In der sonntäglichen VRT-Polittalkshow "De Zevende Dag" haben flämische Europaparlamentarier über den Austritt der Briten aus der EU debattiert. Sie sind sich einig, dass Europa nach dem Brexit einen neuen Weg einschlagen müsse.

Die Europäische Union macht schwierige Zeiten durch, gibt Ivo Belet (Archivfoto) von den flämischen Christdemokraten CD&V zu. "Wir dürfen das nicht unter den Teppich kehren. Europa hat gigantische Prügel bezogen. Nicht nur die Briten befinden sich in der Miserie, sondern ganz Europa."

Laut den flämischen Liberalen Open VLD sei es an der Zeit, einen neuen Weg zu gehen. Das sagt Hilde Vautmans: "Nutzen Sie den Moment, ändern Sie die Verträge, verkleinern Sie die Kommission und geben Sie Europa echte Befugnisse."

"Nein", sagt Kathleen van Brempt (kleines Archivfoto) von den flämischen Sozialisten SPA dazu. "Ich denke nicht, dass es gut ist, heute ein großes europäisches Hochamt zu halten. Das kann man später immer noch. Ich denke, dass wir jetzt vor allem konkrete Lösungen brauchen."

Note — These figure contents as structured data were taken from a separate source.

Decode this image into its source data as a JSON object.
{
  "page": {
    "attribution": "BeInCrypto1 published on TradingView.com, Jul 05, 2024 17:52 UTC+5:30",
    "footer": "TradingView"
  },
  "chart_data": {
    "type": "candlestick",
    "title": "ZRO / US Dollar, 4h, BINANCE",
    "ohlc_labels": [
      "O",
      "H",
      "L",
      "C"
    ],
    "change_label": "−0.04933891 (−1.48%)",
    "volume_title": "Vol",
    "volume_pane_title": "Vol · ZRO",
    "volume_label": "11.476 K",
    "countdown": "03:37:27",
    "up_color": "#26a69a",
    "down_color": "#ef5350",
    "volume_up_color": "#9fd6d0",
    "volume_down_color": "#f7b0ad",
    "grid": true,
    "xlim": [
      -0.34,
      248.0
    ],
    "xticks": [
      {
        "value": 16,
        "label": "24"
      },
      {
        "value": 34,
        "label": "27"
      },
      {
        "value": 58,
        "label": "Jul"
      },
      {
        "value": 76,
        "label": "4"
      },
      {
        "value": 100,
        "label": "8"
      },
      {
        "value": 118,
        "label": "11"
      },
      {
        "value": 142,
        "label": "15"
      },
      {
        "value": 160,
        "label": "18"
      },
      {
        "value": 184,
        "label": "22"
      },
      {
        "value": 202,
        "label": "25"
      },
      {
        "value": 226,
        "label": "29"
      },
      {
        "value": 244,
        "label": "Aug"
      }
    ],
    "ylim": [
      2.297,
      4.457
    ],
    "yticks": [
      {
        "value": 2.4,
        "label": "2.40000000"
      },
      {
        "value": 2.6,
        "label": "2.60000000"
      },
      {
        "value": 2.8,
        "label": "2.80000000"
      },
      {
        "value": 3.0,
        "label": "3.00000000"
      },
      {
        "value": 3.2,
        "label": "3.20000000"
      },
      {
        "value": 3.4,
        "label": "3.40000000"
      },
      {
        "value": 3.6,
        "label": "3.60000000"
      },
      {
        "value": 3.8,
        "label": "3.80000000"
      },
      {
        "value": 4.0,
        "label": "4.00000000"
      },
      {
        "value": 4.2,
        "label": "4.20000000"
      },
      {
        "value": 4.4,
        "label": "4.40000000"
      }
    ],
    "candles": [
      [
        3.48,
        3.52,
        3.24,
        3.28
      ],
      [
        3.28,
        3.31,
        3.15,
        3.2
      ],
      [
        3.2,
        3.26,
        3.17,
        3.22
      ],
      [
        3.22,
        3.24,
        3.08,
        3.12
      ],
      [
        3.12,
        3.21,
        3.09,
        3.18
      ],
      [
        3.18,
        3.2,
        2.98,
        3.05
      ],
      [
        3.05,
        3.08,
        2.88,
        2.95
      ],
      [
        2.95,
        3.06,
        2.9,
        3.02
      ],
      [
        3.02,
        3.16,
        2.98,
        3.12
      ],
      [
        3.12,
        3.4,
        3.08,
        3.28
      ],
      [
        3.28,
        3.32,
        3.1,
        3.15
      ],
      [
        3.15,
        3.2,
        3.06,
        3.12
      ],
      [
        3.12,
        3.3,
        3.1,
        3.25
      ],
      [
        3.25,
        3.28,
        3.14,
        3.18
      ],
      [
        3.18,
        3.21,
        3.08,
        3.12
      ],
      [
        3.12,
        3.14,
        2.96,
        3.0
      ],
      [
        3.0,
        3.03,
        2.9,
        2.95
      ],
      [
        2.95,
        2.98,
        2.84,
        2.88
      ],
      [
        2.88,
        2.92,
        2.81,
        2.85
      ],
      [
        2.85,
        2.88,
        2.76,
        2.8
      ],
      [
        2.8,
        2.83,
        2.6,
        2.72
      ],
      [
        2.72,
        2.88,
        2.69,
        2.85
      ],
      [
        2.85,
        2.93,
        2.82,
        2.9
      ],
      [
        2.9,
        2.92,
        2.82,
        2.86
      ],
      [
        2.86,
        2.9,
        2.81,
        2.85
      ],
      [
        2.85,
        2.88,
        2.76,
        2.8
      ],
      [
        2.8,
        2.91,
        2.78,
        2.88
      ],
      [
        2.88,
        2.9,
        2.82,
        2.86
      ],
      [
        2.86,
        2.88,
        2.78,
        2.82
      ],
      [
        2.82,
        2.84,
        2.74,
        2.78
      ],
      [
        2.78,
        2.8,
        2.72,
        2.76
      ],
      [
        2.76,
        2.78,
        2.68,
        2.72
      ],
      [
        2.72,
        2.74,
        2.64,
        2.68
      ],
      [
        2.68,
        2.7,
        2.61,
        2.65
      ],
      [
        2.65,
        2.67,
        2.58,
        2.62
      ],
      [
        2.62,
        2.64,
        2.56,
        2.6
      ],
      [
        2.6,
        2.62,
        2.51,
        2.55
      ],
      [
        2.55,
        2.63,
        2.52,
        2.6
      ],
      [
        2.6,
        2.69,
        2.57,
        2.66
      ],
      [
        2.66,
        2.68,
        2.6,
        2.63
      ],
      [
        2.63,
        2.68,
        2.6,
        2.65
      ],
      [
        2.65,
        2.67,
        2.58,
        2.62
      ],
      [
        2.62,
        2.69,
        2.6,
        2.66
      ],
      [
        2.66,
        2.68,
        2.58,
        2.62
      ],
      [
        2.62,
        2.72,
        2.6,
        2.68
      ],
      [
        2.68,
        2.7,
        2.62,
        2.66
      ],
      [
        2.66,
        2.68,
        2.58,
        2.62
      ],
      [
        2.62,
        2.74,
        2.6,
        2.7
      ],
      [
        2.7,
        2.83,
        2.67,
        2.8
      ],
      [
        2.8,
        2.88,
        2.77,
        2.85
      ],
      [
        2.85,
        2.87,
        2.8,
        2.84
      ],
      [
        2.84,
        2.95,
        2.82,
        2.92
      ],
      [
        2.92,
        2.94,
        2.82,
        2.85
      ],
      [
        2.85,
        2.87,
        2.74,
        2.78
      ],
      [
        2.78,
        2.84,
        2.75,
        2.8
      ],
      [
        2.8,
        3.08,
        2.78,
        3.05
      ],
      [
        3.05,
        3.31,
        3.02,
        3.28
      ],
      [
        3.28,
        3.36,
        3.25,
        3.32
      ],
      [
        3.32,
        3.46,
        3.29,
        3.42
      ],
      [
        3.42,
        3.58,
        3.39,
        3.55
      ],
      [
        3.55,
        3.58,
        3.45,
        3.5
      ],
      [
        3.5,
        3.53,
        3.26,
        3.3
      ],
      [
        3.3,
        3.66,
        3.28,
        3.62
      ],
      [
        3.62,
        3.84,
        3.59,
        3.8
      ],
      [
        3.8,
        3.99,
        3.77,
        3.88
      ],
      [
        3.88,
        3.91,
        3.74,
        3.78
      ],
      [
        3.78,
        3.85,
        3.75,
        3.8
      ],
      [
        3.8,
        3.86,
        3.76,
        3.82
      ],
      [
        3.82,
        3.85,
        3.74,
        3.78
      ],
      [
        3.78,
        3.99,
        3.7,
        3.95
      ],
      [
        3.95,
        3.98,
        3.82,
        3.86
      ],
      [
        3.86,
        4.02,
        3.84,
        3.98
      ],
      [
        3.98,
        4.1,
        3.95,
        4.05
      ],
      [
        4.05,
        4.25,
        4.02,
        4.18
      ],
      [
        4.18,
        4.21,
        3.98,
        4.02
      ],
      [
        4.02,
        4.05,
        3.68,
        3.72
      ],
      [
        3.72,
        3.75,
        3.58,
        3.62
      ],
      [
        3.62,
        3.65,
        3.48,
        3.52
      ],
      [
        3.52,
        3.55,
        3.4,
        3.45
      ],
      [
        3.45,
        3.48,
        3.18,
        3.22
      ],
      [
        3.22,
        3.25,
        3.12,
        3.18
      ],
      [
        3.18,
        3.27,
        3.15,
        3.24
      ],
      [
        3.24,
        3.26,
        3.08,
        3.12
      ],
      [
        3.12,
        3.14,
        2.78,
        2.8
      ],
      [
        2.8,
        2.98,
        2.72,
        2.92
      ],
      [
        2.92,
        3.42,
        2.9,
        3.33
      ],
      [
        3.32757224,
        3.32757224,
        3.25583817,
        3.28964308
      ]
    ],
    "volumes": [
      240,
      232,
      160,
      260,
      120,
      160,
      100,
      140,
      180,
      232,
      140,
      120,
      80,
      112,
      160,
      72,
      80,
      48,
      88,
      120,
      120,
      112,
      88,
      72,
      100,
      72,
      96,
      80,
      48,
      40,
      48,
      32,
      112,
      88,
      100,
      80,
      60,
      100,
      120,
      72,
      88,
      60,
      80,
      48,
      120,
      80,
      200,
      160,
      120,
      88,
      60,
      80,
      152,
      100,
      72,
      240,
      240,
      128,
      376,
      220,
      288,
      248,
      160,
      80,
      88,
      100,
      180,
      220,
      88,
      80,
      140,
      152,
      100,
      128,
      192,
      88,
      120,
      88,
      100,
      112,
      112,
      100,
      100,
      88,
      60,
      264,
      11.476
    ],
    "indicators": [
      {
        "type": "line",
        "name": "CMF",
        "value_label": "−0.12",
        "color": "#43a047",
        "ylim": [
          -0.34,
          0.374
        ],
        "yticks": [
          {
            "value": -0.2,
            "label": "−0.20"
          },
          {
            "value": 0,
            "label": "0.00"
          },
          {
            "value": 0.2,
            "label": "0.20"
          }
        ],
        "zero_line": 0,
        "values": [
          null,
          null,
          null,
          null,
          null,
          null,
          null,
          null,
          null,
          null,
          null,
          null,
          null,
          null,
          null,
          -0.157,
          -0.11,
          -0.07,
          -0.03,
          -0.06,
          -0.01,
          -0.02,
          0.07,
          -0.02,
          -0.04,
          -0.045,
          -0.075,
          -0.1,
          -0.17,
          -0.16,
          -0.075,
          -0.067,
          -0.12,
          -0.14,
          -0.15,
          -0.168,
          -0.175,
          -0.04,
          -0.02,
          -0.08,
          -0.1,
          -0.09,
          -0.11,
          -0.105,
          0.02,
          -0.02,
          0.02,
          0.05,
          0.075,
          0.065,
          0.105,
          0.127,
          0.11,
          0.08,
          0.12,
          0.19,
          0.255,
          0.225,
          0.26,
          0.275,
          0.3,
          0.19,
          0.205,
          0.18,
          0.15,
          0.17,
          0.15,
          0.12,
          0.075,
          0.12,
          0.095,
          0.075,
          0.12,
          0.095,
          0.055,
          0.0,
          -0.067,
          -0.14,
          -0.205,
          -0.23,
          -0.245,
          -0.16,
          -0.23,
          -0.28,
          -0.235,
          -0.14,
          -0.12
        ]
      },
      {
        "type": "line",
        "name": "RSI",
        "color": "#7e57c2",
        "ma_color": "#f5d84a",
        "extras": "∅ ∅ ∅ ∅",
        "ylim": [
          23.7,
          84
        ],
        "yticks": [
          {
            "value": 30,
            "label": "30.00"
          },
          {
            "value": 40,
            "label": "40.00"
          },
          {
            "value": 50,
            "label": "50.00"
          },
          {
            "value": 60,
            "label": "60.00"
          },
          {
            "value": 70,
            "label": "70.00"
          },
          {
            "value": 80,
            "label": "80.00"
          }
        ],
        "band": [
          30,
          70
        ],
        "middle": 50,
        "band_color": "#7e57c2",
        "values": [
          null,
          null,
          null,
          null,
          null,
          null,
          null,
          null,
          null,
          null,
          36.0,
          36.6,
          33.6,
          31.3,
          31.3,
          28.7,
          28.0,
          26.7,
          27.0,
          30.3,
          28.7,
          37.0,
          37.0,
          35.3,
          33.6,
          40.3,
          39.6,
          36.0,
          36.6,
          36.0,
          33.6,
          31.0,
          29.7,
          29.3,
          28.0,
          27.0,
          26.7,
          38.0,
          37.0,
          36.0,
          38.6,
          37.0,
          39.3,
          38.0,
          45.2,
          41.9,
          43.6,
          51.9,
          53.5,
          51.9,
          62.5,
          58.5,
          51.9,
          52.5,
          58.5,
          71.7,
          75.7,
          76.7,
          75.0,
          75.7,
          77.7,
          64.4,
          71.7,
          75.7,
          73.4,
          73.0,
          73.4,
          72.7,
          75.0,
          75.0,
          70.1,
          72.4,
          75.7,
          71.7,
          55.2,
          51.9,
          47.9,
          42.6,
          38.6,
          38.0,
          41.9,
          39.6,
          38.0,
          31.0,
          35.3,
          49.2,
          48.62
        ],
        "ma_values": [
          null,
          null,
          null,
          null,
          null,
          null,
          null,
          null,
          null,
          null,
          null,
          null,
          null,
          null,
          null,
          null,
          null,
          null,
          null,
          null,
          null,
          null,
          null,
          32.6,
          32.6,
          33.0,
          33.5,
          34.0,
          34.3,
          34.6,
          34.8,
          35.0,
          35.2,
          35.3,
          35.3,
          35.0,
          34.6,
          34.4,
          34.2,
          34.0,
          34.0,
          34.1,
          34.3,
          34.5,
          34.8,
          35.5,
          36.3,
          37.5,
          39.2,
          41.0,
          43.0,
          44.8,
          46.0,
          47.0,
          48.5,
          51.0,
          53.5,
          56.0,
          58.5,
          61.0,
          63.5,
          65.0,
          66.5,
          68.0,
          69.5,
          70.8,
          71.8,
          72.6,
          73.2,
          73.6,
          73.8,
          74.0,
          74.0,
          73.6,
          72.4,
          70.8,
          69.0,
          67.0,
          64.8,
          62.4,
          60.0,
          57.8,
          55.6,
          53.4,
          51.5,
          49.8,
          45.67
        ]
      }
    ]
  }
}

Neue Institutionen werden die Menschen nicht davon überzeugen, so Bart Staes von den flämischen Grünen, Groen. "Ich bin der Meinung, dass das keine Lösung ist. Wir müssen dafür sorgen, dass wir in konkreten Fällen zeigen, dass Europa Schutz bietet."

Und Gerolf Annemans von der flämischen rechtsextremen Partei Vlaams Belang findet es inakzeptabel, dass man nach noch mehr Europa strebe. "Die logische Schlussfolgerung für Flandern, die man nach all den in Europa bereits durchgeführten Referenden, bei denen all die Menschen mit einer Mehrheit gesagt haben, Nein, das geht so nicht, ziehen muss, ist, dass wir noch härter auftreten müssen."

Am Dienstag wird das Europaparlament zu einer Dringlichkeitssitzung in Brüssel zusammenkommen.